Phaeacia’s Orchard

Emilia Phillips

                   — a version

Behind the craftsman, twenty feet from the screen

door, the orchard stretched an acre deep, chicken wire

strung along its length, post to post, between our

yards. The trees tangled and diseased, though enough remained

to waste; that which fell with juice contusioned,

softening where it rest, until the sun, if it made it

through the trees, roiled the upside to split and spew, seeping ferment —

a taste in the wind that, before a storm, combed the leaves

to their pale undersides like the blighted backs

of knees revealed by a windblown skirt.
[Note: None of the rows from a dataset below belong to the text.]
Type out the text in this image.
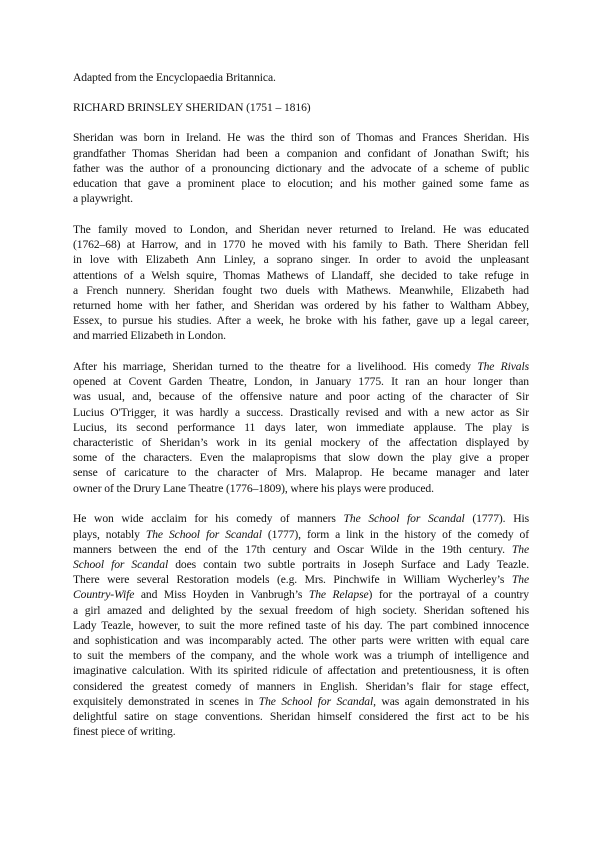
Adapted from the Encyclopaedia Britannica.

RICHARD BRINSLEY SHERIDAN (1751 – 1816)

Sheridan was born in Ireland. He was the third son of Thomas and Frances Sheridan. His
grandfather Thomas Sheridan had been a companion and confidant of Jonathan Swift; his
father was the author of a pronouncing dictionary and the advocate of a scheme of public
education that gave a prominent place to elocution; and his mother gained some fame as
a playwright.

The family moved to London, and Sheridan never returned to Ireland. He was educated
(1762–68) at Harrow, and in 1770 he moved with his family to Bath. There Sheridan fell
in love with Elizabeth Ann Linley, a soprano singer. In order to avoid the unpleasant
attentions of a Welsh squire, Thomas Mathews of Llandaff, she decided to take refuge in
a French nunnery. Sheridan fought two duels with Mathews. Meanwhile, Elizabeth had
returned home with her father, and Sheridan was ordered by his father to Waltham Abbey,
Essex, to pursue his studies. After a week, he broke with his father, gave up a legal career,
and married Elizabeth in London.

After his marriage, Sheridan turned to the theatre for a livelihood. His comedy The Rivals
opened at Covent Garden Theatre, London, in January 1775. It ran an hour longer than
was usual, and, because of the offensive nature and poor acting of the character of Sir
Lucius O'Trigger, it was hardly a success. Drastically revised and with a new actor as Sir
Lucius, its second performance 11 days later, won immediate applause. The play is
characteristic of Sheridan’s work in its genial mockery of the affectation displayed by
some of the characters. Even the malapropisms that slow down the play give a proper
sense of caricature to the character of Mrs. Malaprop. He became manager and later
owner of the Drury Lane Theatre (1776–1809), where his plays were produced.

He won wide acclaim for his comedy of manners The School for Scandal (1777). His
plays, notably The School for Scandal (1777), form a link in the history of the comedy of
manners between the end of the 17th century and Oscar Wilde in the 19th century. The
School for Scandal does contain two subtle portraits in Joseph Surface and Lady Teazle.
There were several Restoration models (e.g. Mrs. Pinchwife in William Wycherley’s The
Country-Wife and Miss Hoyden in Vanbrugh’s The Relapse) for the portrayal of a country
a girl amazed and delighted by the sexual freedom of high society. Sheridan softened his
Lady Teazle, however, to suit the more refined taste of his day. The part combined innocence
and sophistication and was incomparably acted. The other parts were written with equal care
to suit the members of the company, and the whole work was a triumph of intelligence and
imaginative calculation. With its spirited ridicule of affectation and pretentiousness, it is often
considered the greatest comedy of manners in English. Sheridan’s flair for stage effect,
exquisitely demonstrated in scenes in The School for Scandal, was again demonstrated in his
delightful satire on stage conventions. Sheridan himself considered the first act to be his
finest piece of writing.
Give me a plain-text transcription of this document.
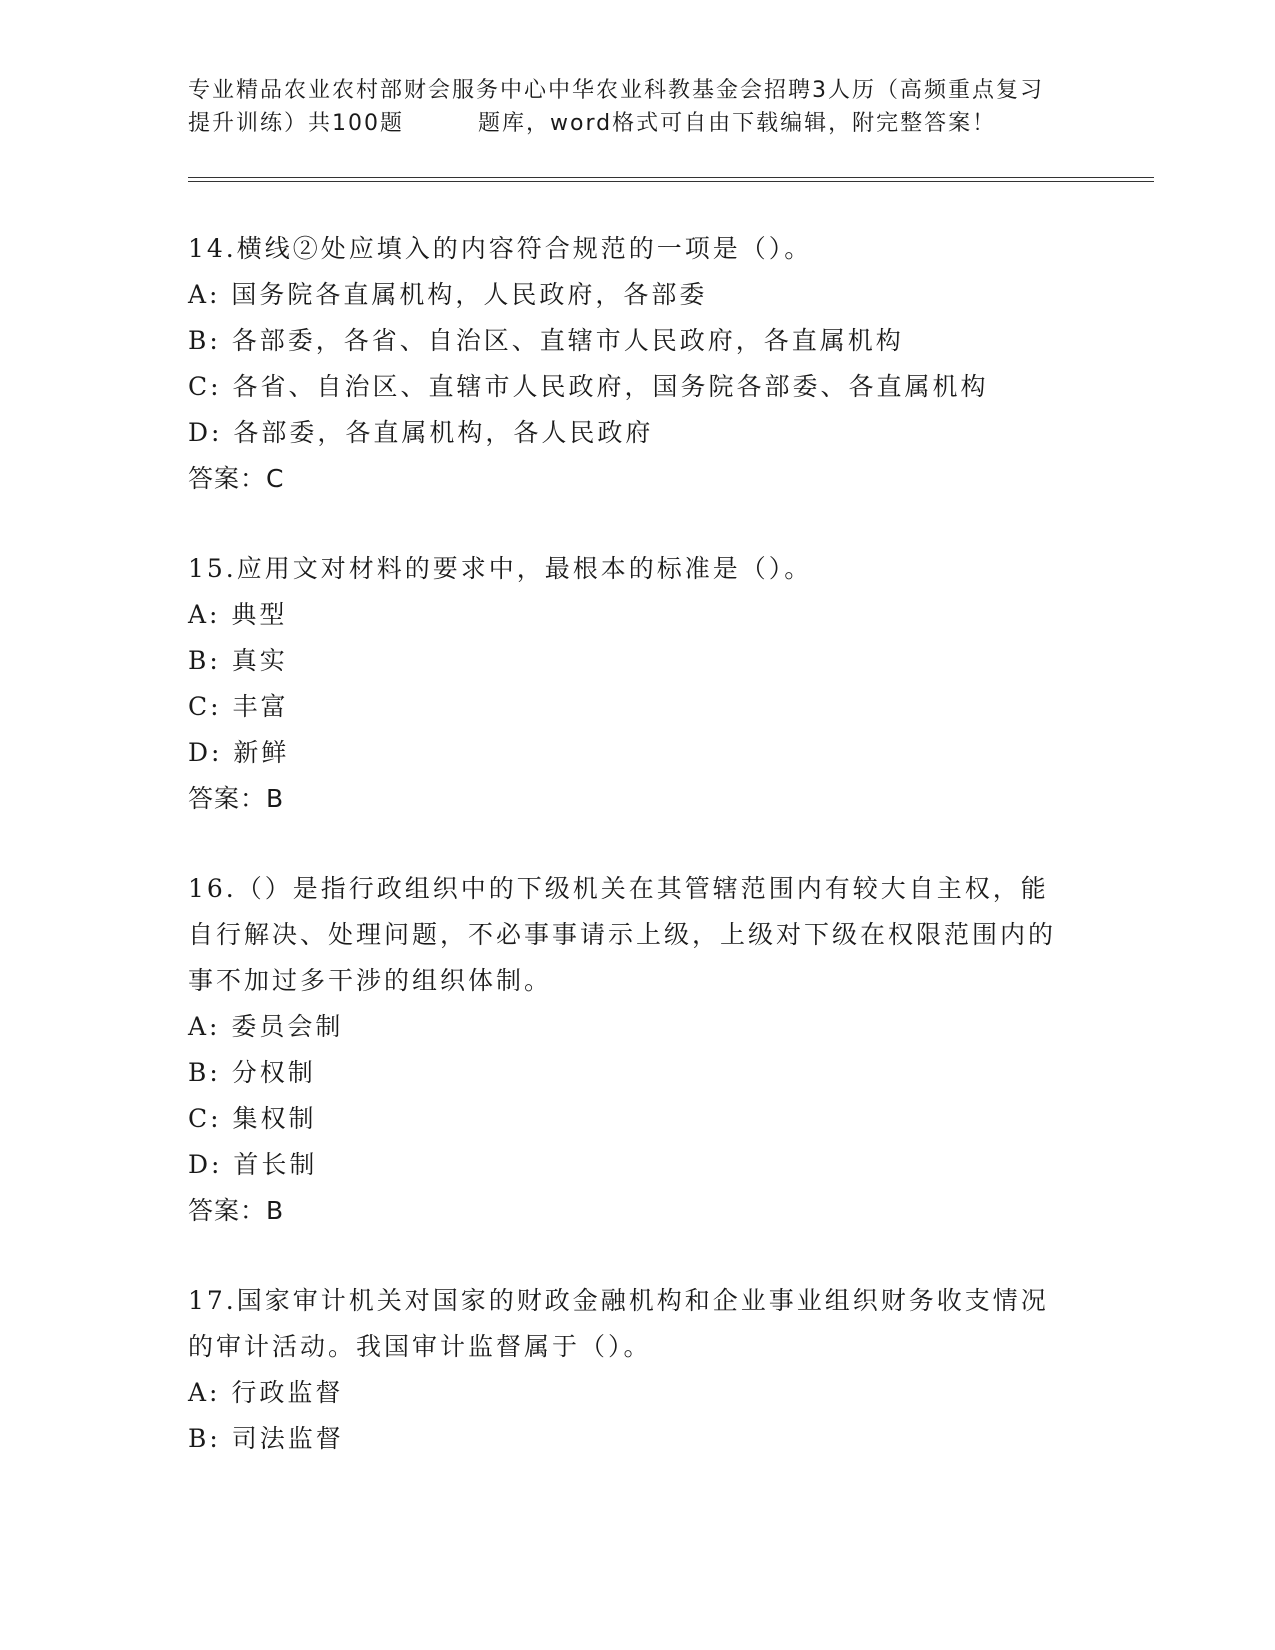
专业精品农业农村部财会服务中心中华农业科教基金会招聘3人历（高频重点复习
提升训练）共100题	题库，word格式可自由下载编辑，附完整答案！

14.横线②处应填入的内容符合规范的一项是（）。

A: 国务院各直属机构，人民政府，各部委

B: 各部委，各省、自治区、直辖市人民政府，各直属机构

C: 各省、自治区、直辖市人民政府，国务院各部委、各直属机构

D: 各部委，各直属机构，各人民政府

答案：C

15.应用文对材料的要求中，最根本的标准是（）。

A: 典型

B: 真实

C: 丰富

D: 新鲜

答案：B

16.（）是指行政组织中的下级机关在其管辖范围内有较大自主权，能自行解决、处理问题，不必事事请示上级，上级对下级在权限范围内的事不加过多干涉的组织体制。

A: 委员会制

B: 分权制

C: 集权制

D: 首长制

答案：B

17.国家审计机关对国家的财政金融机构和企业事业组织财务收支情况的审计活动。我国审计监督属于（）。

A: 行政监督

B: 司法监督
Red and black

plums, Alleghenys crowding apricot as the poor peaches beggered

the sun. Inside their fireplace, two tires waited for

winter beneath a black rose of soot on the mantel. And here

in the side yard, a flower garden fit for kings, and beyond it, the tilled

rows of beans. In curlers, his wife trampled the sunflowers

when she neglected her lithium. The plums first reddened

like the cheeks of Eros and then darkened as if to bruise,

and there by the last rows, a compost heap held the fallen

fruits from which the flesh shrugged off to the pit, glistening

and sticky and host to fly and beetle and nit, year

in, year out. And last, there was a ditch rippling in spring

with rain flooded fluorescent with pollen that dried in summer

and revealed a half-buried empty can of candied yams and the fossils

of his boot from when he stumbled in and drew

water into his sock.

                                Such was the affluence of the dilettante’s

orchard, the glories of the mundane. And there I stood

at the fence while I was handed one after

                                                                another plum by Mr. King,

my arms deltaed in sweet, until we were both called

inside by screams that’d borne so much, in their gaze.